The founders of Google Inc. and EBay Inc. attacked Hollywood-backed anti-piracy legislation in the U.S. House and Senate that they said would threaten the technology industry and lead to Web censorship.
The Internet executives said the bills would have a “chilling effect on innovation” and give the U.S. government the “power to censor the Web using techniques similar to those used by China, Malaysia and Iran,” according to a letter sent to U.S. lawmakers and published today in newspapers including the New York Times, Wall Street Journal and Washington Post.
Lobbying in Washington by Internet companies and motion-picture studios has intensified as a House committee prepares to vote tomorrow on the Hollywood-supported bill, which has become a flash point in the debate over how to curb online trafficking of illegally copied movies, television shows and music.
The controversy has drawn in Google co-founder Sergey Brin, PayPal Inc. co-founder Elon Musk, EBay founder Pierre Omidyar, and Yahoo! Inc. co-founder Jerry Yang, who were among 16 Internet executives signing today’s letter.
The House bill, and similar legislation in the Senate, would let the Justice Department seek court orders requiring U.S. Internet-service providers, search engines, payment processors and ad networks to block or cease business with non-U.S. websites linked to online piracy.
Google, owner of the world’s biggest Web search engine, and Facebook Inc. endorsed draft anti-piracy legislation emerging as an alternative to the bills supported by Hollywood. The draft, released last week by Senator Ron Wyden and Representative Darrell Issa, would give the U.S. International Trade Commission, rather than the Justice Department, the lead role in fighting non-U.S. websites linked to online piracy.
“This approach targets foreign rogue sites without inflicting collateral damage on legitimate, law-abiding U.S. Internet companies by bringing well-established international trade remedies to bear on this problem,” Google and Facebook, joined by seven other companies including EBay and Yahoo, wrote in a separate letter yesterday to Wyden and Issa.
The proposal from Wyden, an Oregon Democrat, and Issa, a California Republican, “fails to provide an effective way to target foreign rogue websites and goes easy on online piracy and counterfeiting,” Michael O’Leary, senior executive vice president for global policy and external affairs at the Motion Picture Association of America, said in a statement last week.

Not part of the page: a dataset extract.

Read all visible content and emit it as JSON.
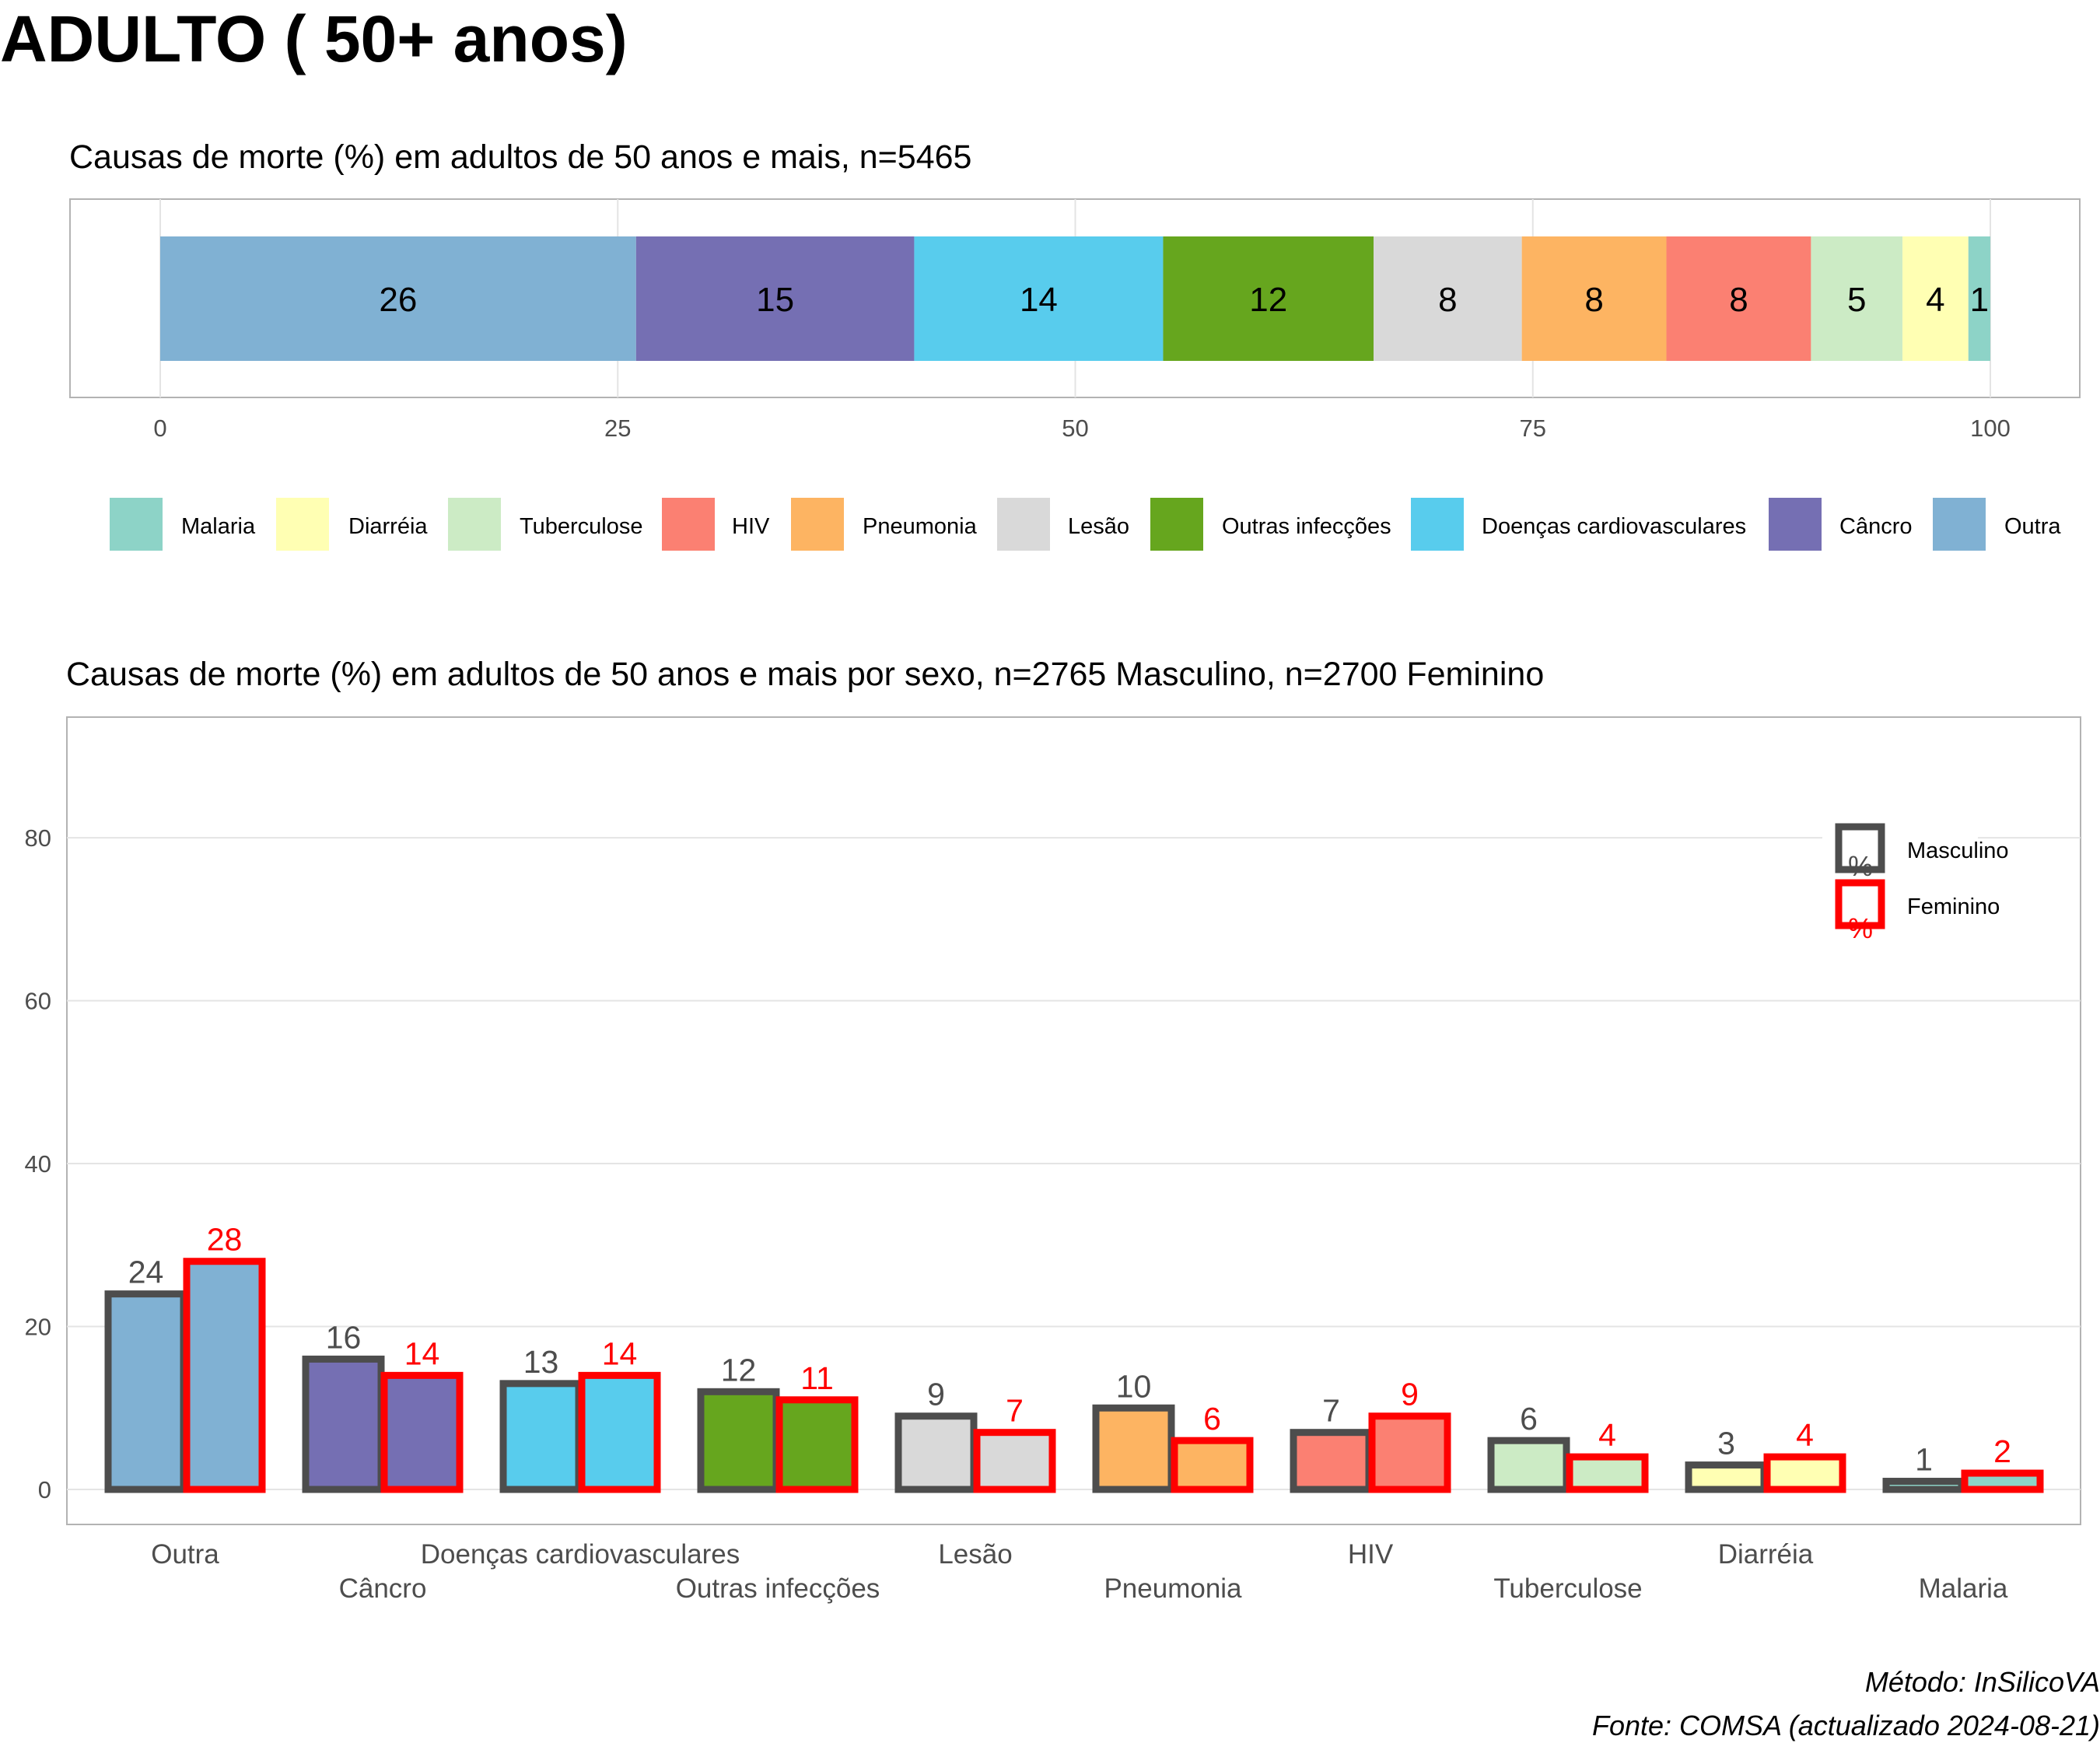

The House Judiciary Committee is scheduled to vote on the Stop Online Piracy Act, which was introduced by the panel’s chairman, Texas Republican Lamar Smith, in October and is backed by the Washington-based MPAA and the Recording Industry Association of America. Smith’s bill has multiple co-sponsors from both parties.
Smith released an amendment to his bill on Dec. 12 seeking to resolve technology-industry concerns by narrowing the definition of websites targeted under the measure and requiring an inter-agency study on the bill’s impact to the Internet’s domain-name system.

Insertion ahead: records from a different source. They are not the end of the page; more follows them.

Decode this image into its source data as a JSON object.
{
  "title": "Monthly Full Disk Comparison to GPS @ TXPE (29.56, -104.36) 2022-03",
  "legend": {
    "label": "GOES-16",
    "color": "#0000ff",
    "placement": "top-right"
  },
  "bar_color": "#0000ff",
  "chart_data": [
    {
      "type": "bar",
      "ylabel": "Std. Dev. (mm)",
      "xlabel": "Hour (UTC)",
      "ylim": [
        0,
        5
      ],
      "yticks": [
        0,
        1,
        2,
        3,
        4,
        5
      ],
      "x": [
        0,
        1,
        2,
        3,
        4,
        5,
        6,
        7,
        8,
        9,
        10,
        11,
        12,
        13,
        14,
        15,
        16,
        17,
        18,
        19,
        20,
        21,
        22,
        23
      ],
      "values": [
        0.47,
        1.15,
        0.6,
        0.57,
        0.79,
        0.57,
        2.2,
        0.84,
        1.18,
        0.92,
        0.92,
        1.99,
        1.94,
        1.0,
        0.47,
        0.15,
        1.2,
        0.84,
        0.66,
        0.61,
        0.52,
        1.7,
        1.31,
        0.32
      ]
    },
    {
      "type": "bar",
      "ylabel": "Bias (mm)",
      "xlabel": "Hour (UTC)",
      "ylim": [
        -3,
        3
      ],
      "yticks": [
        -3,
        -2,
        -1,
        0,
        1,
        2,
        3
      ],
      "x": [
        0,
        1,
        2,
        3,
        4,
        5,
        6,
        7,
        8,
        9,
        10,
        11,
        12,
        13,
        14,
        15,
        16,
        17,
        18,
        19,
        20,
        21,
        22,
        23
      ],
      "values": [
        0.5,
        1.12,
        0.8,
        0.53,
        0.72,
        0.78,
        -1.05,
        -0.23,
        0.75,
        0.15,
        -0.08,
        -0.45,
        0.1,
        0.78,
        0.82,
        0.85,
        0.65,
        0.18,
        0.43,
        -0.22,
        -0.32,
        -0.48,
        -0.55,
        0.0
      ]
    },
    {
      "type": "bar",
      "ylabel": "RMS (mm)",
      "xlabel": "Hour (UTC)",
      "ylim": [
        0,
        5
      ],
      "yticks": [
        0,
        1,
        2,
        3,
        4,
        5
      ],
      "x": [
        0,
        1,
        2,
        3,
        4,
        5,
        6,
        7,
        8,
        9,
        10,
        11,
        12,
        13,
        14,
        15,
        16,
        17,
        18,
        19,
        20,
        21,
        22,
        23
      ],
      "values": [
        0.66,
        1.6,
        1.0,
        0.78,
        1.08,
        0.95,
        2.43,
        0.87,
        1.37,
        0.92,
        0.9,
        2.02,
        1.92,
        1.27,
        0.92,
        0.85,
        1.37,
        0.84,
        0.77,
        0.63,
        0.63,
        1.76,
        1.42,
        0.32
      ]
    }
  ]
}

“Lawful companies and websites like Google, Twitter, Yahoo and Facebook have nothing to worry about this bill,” Smith said in an e-mailed statement today. “Unfortunately, that has not stopped some of the bill’s critics from spreading lies about the legislation in an attempt to stall efforts by Congress to combat foreign rogue websites.”
Smith said that “companies like Google have made billions by working with and promoting foreign rogue websites so they have a vested interest in preventing Congress from stopping rogue websites.”

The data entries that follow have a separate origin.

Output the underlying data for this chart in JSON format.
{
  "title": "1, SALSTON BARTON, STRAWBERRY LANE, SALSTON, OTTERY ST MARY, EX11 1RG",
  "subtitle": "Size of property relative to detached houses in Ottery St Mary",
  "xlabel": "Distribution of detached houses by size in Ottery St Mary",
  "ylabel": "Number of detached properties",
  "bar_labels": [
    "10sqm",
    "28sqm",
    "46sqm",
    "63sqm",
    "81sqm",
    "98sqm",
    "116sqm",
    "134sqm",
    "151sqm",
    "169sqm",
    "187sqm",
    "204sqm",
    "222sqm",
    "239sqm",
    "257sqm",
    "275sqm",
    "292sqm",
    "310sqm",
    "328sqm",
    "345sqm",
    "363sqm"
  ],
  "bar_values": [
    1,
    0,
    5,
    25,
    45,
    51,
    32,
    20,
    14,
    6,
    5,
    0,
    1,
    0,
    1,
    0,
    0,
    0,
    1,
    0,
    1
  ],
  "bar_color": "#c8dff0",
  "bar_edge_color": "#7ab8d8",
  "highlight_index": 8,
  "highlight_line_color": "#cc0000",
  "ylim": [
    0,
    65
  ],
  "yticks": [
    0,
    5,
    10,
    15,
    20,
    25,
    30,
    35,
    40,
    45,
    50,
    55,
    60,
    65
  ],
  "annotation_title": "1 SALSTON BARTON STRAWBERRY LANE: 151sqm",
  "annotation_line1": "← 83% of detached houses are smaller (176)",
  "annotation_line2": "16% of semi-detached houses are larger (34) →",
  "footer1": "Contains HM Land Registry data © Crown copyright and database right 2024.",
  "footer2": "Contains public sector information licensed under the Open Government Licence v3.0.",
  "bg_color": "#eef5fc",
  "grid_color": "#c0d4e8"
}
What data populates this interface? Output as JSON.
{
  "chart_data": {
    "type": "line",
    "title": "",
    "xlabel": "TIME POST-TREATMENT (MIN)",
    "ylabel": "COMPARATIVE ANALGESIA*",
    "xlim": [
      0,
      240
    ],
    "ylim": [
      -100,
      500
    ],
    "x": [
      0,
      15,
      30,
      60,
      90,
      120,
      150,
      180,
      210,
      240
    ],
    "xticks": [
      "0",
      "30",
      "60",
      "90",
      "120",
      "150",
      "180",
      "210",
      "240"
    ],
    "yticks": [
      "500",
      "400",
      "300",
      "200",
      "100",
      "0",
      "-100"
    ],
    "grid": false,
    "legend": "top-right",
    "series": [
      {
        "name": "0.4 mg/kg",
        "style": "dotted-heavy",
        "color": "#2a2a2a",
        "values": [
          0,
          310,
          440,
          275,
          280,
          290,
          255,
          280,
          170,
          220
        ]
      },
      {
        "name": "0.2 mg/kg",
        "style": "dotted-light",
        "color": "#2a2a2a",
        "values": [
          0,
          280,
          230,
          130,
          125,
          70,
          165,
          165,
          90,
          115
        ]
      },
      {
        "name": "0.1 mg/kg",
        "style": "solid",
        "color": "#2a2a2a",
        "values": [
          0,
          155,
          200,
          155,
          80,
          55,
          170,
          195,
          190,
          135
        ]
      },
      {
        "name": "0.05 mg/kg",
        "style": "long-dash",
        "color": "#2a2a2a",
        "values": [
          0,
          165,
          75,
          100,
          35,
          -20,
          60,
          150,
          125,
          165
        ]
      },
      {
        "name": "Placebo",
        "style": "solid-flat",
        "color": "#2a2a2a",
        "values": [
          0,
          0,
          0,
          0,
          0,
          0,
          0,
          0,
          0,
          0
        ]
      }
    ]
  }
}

Google agreed this year to pay $500 million to settle U.S. allegations that advertising for online Canadian pharmacies on its website allowed illegal imports of prescription drugs.
“We fight pirates and counterfeiters every day and we believe, like many other tech companies, that the best way to stop them is through targeted legislation that would require ad networks and payment processors -- like ours -- to cut off sites dedicated to piracy or counterfeiting,” Samantha Smith, a Google spokeswoman, said today in an e-mail.
The proposed amendment to the bill “doesn’t clear up the tech industries’ concerns about censorship or a private right of action,” referring to a provision that would let copyright holders take non-U.S. websites to court, she said.
Facebook is reviewing the amendment, Andrew Noyes, a company spokesman, said in an e-mail.
Smith’s amendment “retains the fundamental flaws of its predecessor by blocking Americans’ ability to access websites, imposing costly regulation on web companies and giving Attorney General Eric Holder’s Department of Justice broad new powers to police the Internet,” Issa said in a statement yesterday.